The 49-year-old manager played with Lee for three seasons with the Haitai Tigers, now the Kia Tigers, and two seasons with the Chunichi Dragons in Japan. Both played pivotal roles in the Tigers’ 1993 championship season.

But the former Tigers star pitcher said he had to treat every player equally when making business decisions for the club. In fact, Sun already has a history of pushing out veterans, with slugger Yang Jun-hyuk’s retirement in 2010 when he was in charge of the Samsung Lions.

“Regardless of age, my principle in forming the roster is based on each player’s performance,” Sun said. “Lee had said from the beginning that he wanted to be evaluated by his performance, but based on his current form, I thought he just wouldn’t last longer on the first team.”

After hearing the news, some Tigers fans rushed to the club’s official Web site and blamed Sun and the club for forcing the fan favorite into retirement.

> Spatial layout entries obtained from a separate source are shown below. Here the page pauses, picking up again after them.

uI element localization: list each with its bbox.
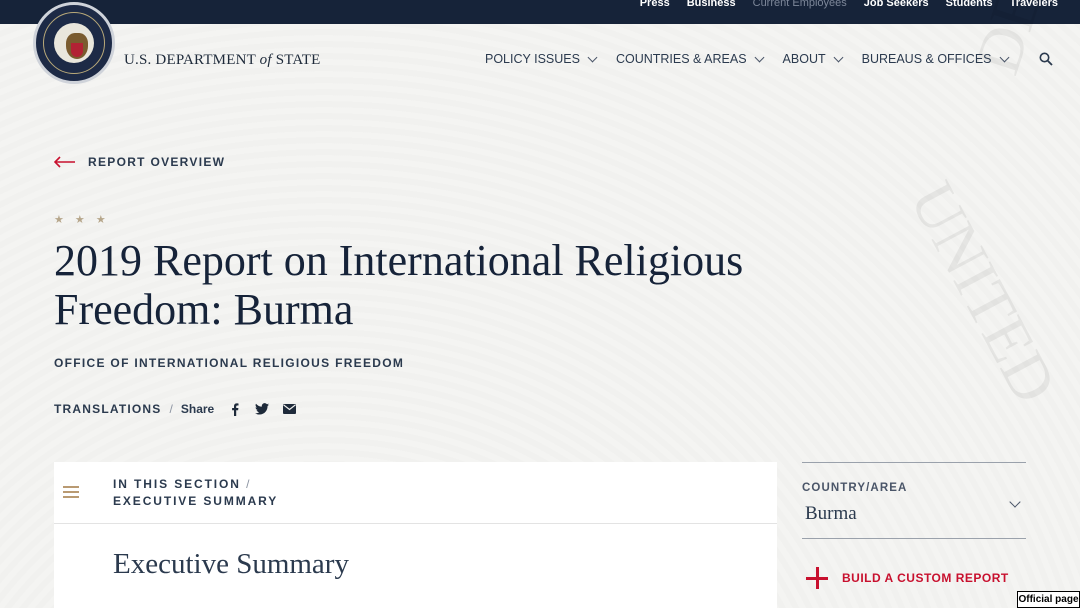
search-icon[interactable] (1039, 52, 1053, 66)
report-overview-link[interactable]: REPORT OVERVIEW (54, 155, 225, 169)
chevron-down-icon (833, 52, 844, 62)
email-icon[interactable] (282, 402, 296, 416)
country-area-select[interactable]: COUNTRY/AREA Burma (802, 462, 1026, 539)
nav-label: ABOUT (782, 52, 826, 66)
dept-name-suffix: STATE (275, 52, 321, 68)
chevron-down-icon (999, 52, 1009, 62)
stars-decoration: ★ ★ ★ (54, 214, 110, 226)
country-area-value: Burma (805, 503, 857, 524)
separator: / (169, 402, 173, 416)
chevron-down-icon (754, 52, 764, 62)
country-area-label: COUNTRY/AREA (802, 482, 908, 494)
arrow-left-icon (54, 156, 75, 168)
nav-label: COUNTRIES & AREAS (615, 52, 747, 66)
nav-countries-areas[interactable]: COUNTRIES & AREAS (615, 52, 764, 66)
office-name: OFFICE OF INTERNATIONAL RELIGIOUS FREEDO… (54, 356, 405, 370)
main-nav: POLICY ISSUES COUNTRIES & AREAS ABOUT BU… (485, 52, 1028, 66)
build-custom-report-button[interactable]: BUILD A CUSTOM REPORT (806, 567, 1009, 589)
page-title: 2019 Report on International Religious F… (54, 236, 744, 334)
nav-bureaus-offices[interactable]: BUREAUS & OFFICES (861, 52, 1009, 66)
facebook-icon[interactable] (228, 402, 242, 416)
official-page-badge: Official page (1017, 591, 1080, 608)
dept-name-prefix: U.S. DEPARTMENT (124, 52, 256, 68)
utility-link-press[interactable]: Press (640, 0, 670, 9)
chevron-down-icon (1009, 496, 1021, 508)
hamburger-menu-icon[interactable] (63, 486, 79, 498)
translations-button[interactable]: TRANSLATIONS (54, 402, 162, 416)
utility-link-current-employees[interactable]: Current Employees (753, 0, 847, 9)
nav-about[interactable]: ABOUT (782, 52, 844, 66)
seal-watermark: DE UNITED (896, 0, 1071, 415)
separator: / (246, 477, 252, 491)
build-custom-report-label: BUILD A CUSTOM REPORT (842, 571, 1009, 585)
department-name[interactable]: U.S. DEPARTMENT of STATE (124, 52, 321, 69)
utility-link-business[interactable]: Business (687, 0, 736, 9)
chevron-down-icon (587, 52, 598, 62)
current-section-label: EXECUTIVE SUMMARY (113, 494, 279, 508)
department-seal-logo[interactable] (33, 2, 115, 84)
share-label: Share (180, 402, 215, 416)
nav-label: BUREAUS & OFFICES (861, 52, 992, 66)
in-this-section-label[interactable]: IN THIS SECTION (113, 477, 241, 491)
share-row: TRANSLATIONS / Share (54, 402, 309, 416)
section-breadcrumb: IN THIS SECTION / EXECUTIVE SUMMARY (113, 476, 278, 510)
nav-policy-issues[interactable]: POLICY ISSUES (485, 52, 598, 66)
dept-name-of: of (259, 52, 272, 68)
utility-bar: Press Business Current Employees Job See… (0, 0, 1080, 24)
plus-icon (806, 567, 828, 589)
divider (54, 523, 777, 524)
section-card: IN THIS SECTION / EXECUTIVE SUMMARY Exec… (54, 462, 777, 608)
twitter-icon[interactable] (255, 402, 270, 416)
nav-label: POLICY ISSUES (485, 52, 580, 66)
utility-link-job-seekers[interactable]: Job Seekers (864, 0, 929, 9)
executive-summary-heading: Executive Summary (113, 548, 349, 580)
report-overview-label: REPORT OVERVIEW (88, 155, 226, 169)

“I thought this news was a joke,” one fan named Song Jong-keun wrote on the team’s online bulletin board. “If the club was going to retire him, why bring him to spring training? I can’t believe they treat a legend like this.”

Lee was the Korea Series MVP in his debut season in 1993 and exploded in his sophomore year by winning the league MVP award, leading the league in batting average (.393), runs (113), hits (196) and steals (84). His records for most hits and steals in a single season still stand.

After leading the Tigers to two more titles in 1996 and 1997, Lee went to Nippon Professional Baseball after signing with the Dragons, becoming the first batter to go to NPB directly from the KBO. However, his career in Japan was not impressive, suffering a crippling elbow injury.

The six-time Golden Glove winner ends his career with a .297 batting average, 1797 hits, 194 home runs and 510 steals in the KBO.